Lemma ::= LemmaProper | LemmaProper AddInfo LemmaProper ::= Word | Word - Number | Number | SpecialChar Word ::= Letter | Letter Word Letter ::= A | a | Á | á | Ä | ä | ... | Z | z | Ž | ž | ' Number ::= NonZero | NonZero Number0 Number0 ::= Digit | Digit Number0 NonZero ::= 1 | 2 | 3 | 4 | 5 | 6 | 7 | 8 | 9 Digit ::= 0 | NonZero SpecialChar ::= ! | " | # | $ | % | & | ' | ( | ) | * | + | , | - | . | / | : | ; | < | = | > | ? | @ | [ | \ | ] | ^ | _ | ` | { | | | } | ~ | § | ° AddInfo ::= Reference Category Term Style Comment Reference ::= <empty> | ` LemmaProper Category ::= <empty> | _: Category1 | _: Category1 Category Term ::= <empty> | _; Term1 | _; Term1 Term Style ::= <empty> | _, Style1 | _, Style1 Style Comment ::= <empty> | _^ Comment1 Category1 ::= N | J | A | Z | M | V | T | W | D | P | C | I | F | B | Q | X Term1 ::= Y | S | E | G | K | R | m | H | U | L | j | g | c | y | b | u | w | p | z | o Style1 ::= t | n | a | s | h | e | l | v | x Comment1 ::= ( Explanation ) | ( Derivation ) | ( Explanation )_( Derivation ) Explanation ::= CommentChar | CommentChar Explanation Derivation ::= * Number Word | * Word CommentChar ::= Letter | Digit | ! | " | # | $ | % | & | ' | * | + | , | - | . | / | : | ; | < | = | > | ? | @ | [ | \ | ] | ^ | _ | ` | { | | | } | ~ | § | °
Notes on characters:
Any character that is letter in the Unicode standard can appear in place of the Letter nonterminal. In the non-ASCII area this most frequently applies to the Czech accented characters: Á á Č č Ď ď É é Ě ě Í í Ň ň Ó ó Ř ř Š š Ť ť Ú ú Ů ů Ý ý Ž ž. However, other characters occur in names (e.g. German Ä ä Ö ö Ü ü, Serbo-Croatian Ć ć) and in foreign words (e.g. Slovak Ľ ľ Ĺ ĺ Ô ô Ŕ ŕ).

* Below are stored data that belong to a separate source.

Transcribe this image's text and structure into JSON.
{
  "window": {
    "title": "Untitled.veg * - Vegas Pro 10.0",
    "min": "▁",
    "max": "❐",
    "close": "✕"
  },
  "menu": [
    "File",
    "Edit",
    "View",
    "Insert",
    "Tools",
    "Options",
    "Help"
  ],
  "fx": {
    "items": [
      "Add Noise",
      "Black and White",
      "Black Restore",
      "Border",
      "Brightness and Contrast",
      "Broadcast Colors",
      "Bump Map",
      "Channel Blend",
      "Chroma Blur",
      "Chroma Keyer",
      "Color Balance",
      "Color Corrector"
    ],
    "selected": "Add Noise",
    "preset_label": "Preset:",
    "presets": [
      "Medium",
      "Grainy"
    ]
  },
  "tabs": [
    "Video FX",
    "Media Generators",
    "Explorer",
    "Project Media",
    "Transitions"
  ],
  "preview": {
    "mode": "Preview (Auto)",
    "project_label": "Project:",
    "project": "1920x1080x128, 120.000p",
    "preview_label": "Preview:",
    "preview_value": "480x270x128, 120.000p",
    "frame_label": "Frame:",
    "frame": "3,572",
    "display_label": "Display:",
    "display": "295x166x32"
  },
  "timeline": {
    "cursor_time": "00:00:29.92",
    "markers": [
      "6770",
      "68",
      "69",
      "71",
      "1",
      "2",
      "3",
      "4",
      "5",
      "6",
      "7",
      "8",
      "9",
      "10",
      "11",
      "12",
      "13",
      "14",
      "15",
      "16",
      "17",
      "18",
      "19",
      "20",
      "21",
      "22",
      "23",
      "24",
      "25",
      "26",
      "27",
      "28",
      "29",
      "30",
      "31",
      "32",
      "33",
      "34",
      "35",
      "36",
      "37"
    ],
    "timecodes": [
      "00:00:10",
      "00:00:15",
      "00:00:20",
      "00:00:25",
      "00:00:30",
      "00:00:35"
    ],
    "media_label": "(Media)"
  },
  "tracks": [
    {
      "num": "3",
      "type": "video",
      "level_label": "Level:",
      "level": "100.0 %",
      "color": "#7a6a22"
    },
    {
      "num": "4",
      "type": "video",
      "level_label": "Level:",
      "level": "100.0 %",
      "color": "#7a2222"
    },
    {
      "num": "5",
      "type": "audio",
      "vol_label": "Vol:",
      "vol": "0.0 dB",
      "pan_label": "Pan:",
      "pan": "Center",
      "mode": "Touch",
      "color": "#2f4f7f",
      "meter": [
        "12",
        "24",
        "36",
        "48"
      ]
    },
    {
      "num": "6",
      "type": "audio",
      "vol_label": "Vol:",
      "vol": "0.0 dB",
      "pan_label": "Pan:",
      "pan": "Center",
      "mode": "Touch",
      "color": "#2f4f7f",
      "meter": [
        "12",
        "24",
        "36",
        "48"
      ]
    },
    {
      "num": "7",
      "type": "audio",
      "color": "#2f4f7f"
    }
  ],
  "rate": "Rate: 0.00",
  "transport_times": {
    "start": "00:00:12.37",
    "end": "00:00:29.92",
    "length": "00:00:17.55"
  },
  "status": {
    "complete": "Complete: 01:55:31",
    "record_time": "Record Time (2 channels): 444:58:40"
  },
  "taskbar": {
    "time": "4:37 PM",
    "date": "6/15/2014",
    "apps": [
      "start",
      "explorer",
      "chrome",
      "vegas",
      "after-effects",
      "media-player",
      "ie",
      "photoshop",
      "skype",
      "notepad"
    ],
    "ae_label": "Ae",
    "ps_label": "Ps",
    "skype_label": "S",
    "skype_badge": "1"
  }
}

Standard HTML entities (such as &
for & or à
for ŕ) are also allowed. PDT 1.0 was encoded in the ISO Latin 2 codepage, so representing any West European characters required using entities. PDT 2.0 shall be encoded in UTF8, so few entities will be needed.
The single quote (') is considered a Letter in some transcriptions of non-Latin alphabets (e.g. in Chinese Mao C'-tung, Hebrew Be'er Sheva'). If it marks deleted parts of words (e.g. English don't, French d'Artagnan), it is considered a SpecialChar and it splits the string into three tokens (d
'
Artagnan
). Even in these languages there are exceptions (e.g. the surname Preud'homme is one token).